Most of the working nature of the data mining systems carries on all the informational factors of the elements and their structure.

One of the common benefits that can be derived with these data mining systems is that they can be helpful while predicting future trends. And that is quite possible with the help of technology and behavioral changes adopted by the people.

2. It signifies customer habits:

For example, while working in the marketing industry one can understand all the matters of customer behaviour and their habits. And that is possible with the help of data mining systems.

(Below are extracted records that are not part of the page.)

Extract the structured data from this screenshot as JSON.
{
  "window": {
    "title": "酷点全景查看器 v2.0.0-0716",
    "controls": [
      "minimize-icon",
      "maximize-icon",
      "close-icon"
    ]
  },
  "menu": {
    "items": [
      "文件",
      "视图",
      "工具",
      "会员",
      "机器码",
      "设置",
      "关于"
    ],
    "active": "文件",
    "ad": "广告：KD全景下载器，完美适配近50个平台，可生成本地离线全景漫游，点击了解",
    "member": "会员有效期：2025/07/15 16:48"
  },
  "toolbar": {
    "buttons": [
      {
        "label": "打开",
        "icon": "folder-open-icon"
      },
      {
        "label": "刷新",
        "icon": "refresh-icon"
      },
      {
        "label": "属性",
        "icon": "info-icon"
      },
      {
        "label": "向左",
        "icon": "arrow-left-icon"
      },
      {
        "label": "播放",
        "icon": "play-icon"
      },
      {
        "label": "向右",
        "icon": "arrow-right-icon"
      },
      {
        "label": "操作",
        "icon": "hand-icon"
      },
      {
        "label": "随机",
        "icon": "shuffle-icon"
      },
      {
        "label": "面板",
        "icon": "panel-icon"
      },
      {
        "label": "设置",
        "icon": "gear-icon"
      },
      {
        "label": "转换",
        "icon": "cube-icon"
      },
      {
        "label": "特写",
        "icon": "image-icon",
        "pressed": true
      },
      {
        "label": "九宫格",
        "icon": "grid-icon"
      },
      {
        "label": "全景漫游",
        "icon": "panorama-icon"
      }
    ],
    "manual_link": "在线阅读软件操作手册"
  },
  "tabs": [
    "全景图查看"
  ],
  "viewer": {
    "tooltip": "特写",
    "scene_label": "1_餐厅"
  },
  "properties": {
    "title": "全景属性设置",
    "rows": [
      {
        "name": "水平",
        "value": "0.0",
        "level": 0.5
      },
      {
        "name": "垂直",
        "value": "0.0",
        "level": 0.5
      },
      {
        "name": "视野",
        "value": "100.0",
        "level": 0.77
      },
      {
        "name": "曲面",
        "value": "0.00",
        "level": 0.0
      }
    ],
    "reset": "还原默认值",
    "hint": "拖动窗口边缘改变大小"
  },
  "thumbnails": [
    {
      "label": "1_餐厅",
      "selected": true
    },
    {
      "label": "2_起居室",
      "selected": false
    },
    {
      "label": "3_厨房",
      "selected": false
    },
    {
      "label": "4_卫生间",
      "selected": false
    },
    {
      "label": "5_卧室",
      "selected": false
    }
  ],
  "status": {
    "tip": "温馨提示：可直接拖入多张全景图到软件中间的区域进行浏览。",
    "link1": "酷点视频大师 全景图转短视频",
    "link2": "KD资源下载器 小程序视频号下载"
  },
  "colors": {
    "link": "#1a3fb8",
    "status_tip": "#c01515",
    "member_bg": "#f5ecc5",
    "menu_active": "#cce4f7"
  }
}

As these data mining systems handle all the information acquiring techniques. It is helpful in keeping track of customer habits and their behavior.

3. Helps in decision making:

There are some people who make use of these data mining techniques to help them with some kind of decision making.

Nowadays, all the information about anything can be determined easily with the help of technology and similarly, with the help of such technology one can make a precise decision about something unknown and unexpected.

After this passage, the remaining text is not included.